Un "terrorífico error profesional", según la calificación que ha hecho el propio gerente del hospital Gregorio Marañón, acabó ayer con la vida de Rayán, el hijo de Dalila, la primera víctima de la gripe A de España. Una enfermera, que no tenía experiencia en el servicio de UCI pediátrica, le suministró el alimento por vía venosa en lugar de nasogástrica. El bebé, de 28 semanas, había nacido por cesárea después de que los médicos considerasen que era la única forma de salvarlo, habida cuenta del grave estado --luego trágicamente confirmado-- en que se encontraba su madre.

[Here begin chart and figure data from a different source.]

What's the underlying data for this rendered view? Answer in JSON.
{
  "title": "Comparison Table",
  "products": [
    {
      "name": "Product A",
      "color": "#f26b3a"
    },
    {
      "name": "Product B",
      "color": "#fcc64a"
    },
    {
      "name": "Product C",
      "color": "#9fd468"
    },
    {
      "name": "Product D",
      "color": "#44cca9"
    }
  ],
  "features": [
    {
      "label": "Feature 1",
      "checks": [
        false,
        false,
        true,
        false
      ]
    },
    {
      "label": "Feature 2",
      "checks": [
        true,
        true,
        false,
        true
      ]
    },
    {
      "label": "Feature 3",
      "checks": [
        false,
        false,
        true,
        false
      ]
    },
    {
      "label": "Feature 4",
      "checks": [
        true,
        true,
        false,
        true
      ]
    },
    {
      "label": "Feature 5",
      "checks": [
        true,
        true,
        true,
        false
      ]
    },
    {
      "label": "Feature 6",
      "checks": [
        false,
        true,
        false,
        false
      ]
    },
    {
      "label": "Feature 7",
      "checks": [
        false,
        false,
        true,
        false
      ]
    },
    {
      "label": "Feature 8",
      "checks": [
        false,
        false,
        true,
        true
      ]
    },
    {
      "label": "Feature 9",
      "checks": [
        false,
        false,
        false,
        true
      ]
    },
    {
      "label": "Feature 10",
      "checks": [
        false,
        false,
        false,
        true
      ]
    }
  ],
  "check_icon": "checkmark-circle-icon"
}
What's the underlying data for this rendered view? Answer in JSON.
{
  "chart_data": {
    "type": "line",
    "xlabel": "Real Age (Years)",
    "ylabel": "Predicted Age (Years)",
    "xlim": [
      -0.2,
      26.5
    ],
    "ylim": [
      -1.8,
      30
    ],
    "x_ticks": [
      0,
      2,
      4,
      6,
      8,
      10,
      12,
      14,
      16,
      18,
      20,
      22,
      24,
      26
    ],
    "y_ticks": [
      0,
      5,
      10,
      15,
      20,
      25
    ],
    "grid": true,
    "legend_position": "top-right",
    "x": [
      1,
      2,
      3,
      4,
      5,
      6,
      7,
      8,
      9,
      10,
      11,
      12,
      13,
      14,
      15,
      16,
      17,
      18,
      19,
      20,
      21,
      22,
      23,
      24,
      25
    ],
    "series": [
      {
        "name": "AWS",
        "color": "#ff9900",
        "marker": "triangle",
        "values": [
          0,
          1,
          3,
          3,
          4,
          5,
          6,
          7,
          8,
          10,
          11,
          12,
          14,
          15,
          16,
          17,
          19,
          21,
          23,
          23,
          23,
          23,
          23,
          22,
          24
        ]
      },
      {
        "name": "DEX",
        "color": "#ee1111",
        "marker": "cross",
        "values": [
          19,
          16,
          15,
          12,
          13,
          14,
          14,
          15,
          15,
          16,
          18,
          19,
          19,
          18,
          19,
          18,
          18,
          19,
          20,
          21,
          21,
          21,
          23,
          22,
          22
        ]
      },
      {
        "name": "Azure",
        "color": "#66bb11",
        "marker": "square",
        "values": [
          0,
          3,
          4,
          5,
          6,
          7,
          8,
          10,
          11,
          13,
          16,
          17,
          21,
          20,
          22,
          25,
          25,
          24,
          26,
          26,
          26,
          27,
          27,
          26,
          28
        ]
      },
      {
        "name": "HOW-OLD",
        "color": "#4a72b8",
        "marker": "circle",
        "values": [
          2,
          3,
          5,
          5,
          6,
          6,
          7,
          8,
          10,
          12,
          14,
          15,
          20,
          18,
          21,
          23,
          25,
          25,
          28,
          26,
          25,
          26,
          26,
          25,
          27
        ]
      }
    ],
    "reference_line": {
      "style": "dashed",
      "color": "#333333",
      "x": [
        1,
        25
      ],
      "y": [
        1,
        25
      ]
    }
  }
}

Si hubiera que buscar un ejemplo para ilustrar que la calidad en la atención médica está muchas veces más cerca de la simple atención que en del manejo de técnicas sofisticadas, se habría encontrado en este desgraciado caso. Los médicos salvaron la vida del niño, que nació por cesárea a las 28 semanas de gestación, porque el pronóstico era muy incierto, habida cuenta de la evolución de la enfermedad de su madre. Sin embargo, ha bastado una negligencia severa y elemental --nadie se explica cómo una profesional de la enfermería introdujo una fórmula láctea en el torrente sanguíneo en lugar de en la sonda de alimentación-- para echar por tierra todos los avances médicos. El caso requiere una rigurosa investigación --¿por qué se tardó más de una hora en detectar el error?--; por justicia con una familia para la que la sanidad española ha sido una pesadilla, y porque lo exige un sistema de salud que presume de su nivel.